I once knew a creative team where the CW was a little more adored and befriended by agency leadership than the AD. Not sure why. Just the way it was. (It wasn’t me, by the way.)

At one point, the AD was frustrated enough with the situation to talk to our ECD about it. Hoping to convey her neglected value, she even said, “That [redacted] campaign we just did? [It had just appeared in Archive.] That was all my idea! I did the whole thing – he just changed one word in the tag!”

The reason I know she said that was because within a week, almost everyone in the creative department knew she had said it. That she would claim sole authorship on some work, however accurate, seemed, as one coworker put it, “so unprofessional.”

A couple morals to this story:

1. I have never heard a story about a creative who complained about anything to an ECD to their benefit. Complaining just doesn’t get you anywhere. Not even when it’s about your clients.

2. You can create an entire campaign on your own. But if you’re part of a team, you did the work as a team. A little humility is a good thing. (And if your partner’s not doing his or her share, it will show. You don’t have to put up any red flags. Your CDs are probably more aware than you know.)

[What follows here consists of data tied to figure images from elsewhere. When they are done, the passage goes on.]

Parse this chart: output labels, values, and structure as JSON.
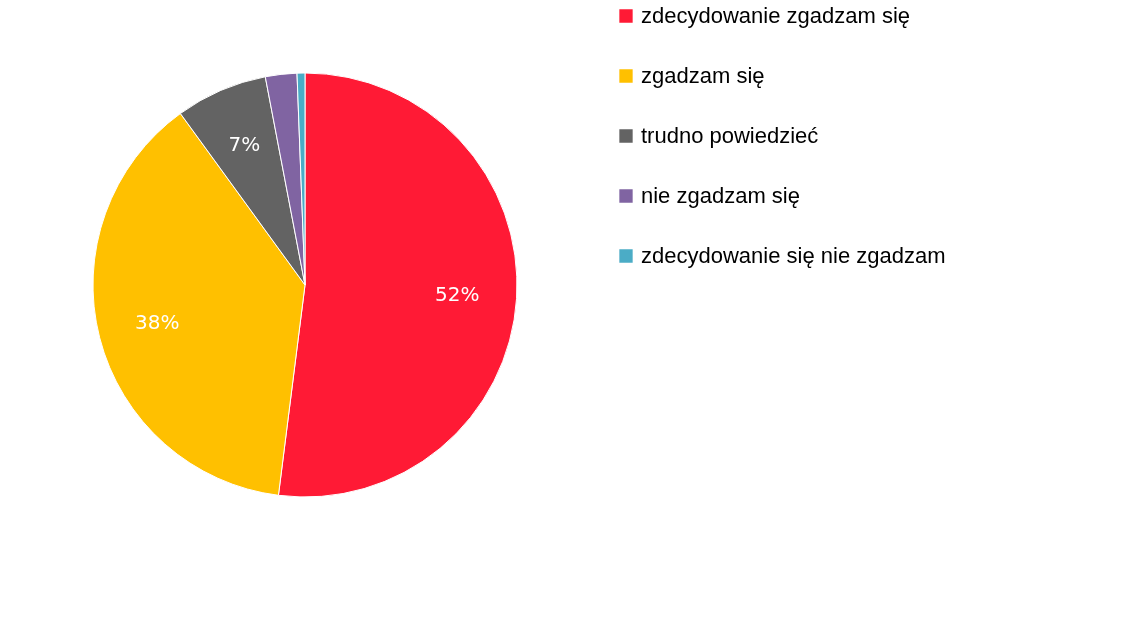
{
  "chart_data": {
    "type": "pie",
    "categories": [
      "zdecydowanie zgadzam się",
      "zgadzam się",
      "trudno powiedzieć",
      "nie zgadzam się",
      "zdecydowanie się nie zgadzam"
    ],
    "values": [
      52,
      38,
      7,
      2.4,
      0.6
    ],
    "colors": [
      "#ff1a35",
      "#ffc000",
      "#636363",
      "#8064a2",
      "#4bacc6"
    ],
    "value_labels": [
      "52%",
      "38%",
      "7%",
      null,
      null
    ],
    "legend": "right"
  }
}
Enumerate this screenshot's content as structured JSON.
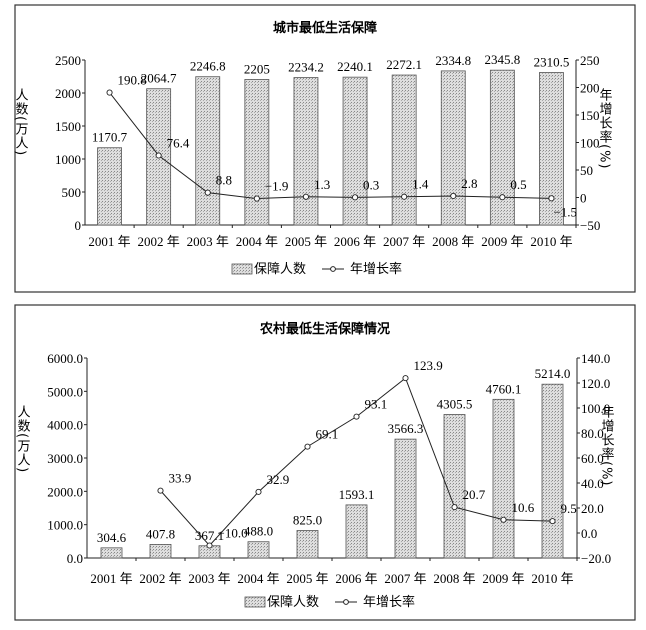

6 thoughts on “A Cautionary Tale

  1. Sounds like a growth opportunity. Not creative talent, but people skills. As you advance in your career, you have to learn to play the system, bit your tongue and just hit creative home runs at every bat.


  2. It's pretty obvious when only one person in the team is pulling their weight. And it becomes obvious who's pulling that weight once you guys get split up and work with different people.


  3. This goes for presenting too. When you're presenting an idea to a CD or a client or whomever, it shouldn't be obvious that one person came up with the idea. It's “We had this idea,” not “I had this idea.”

    The one exception to this is if you really are in disagreement and at an impasse. Have a meeting with your CD, let him/her know that you guys are in different places and ask him/her to weigh in.


  4. You're site is a great resource. Not only for students, but for us “seasoned” ad people as well. The tongue-in-cheek observations are spot-on and I laugh out loud while remembering my earlier agency days! I'm recommending your site and advice to my graduating adv. students as required reading before they leave the security of academia.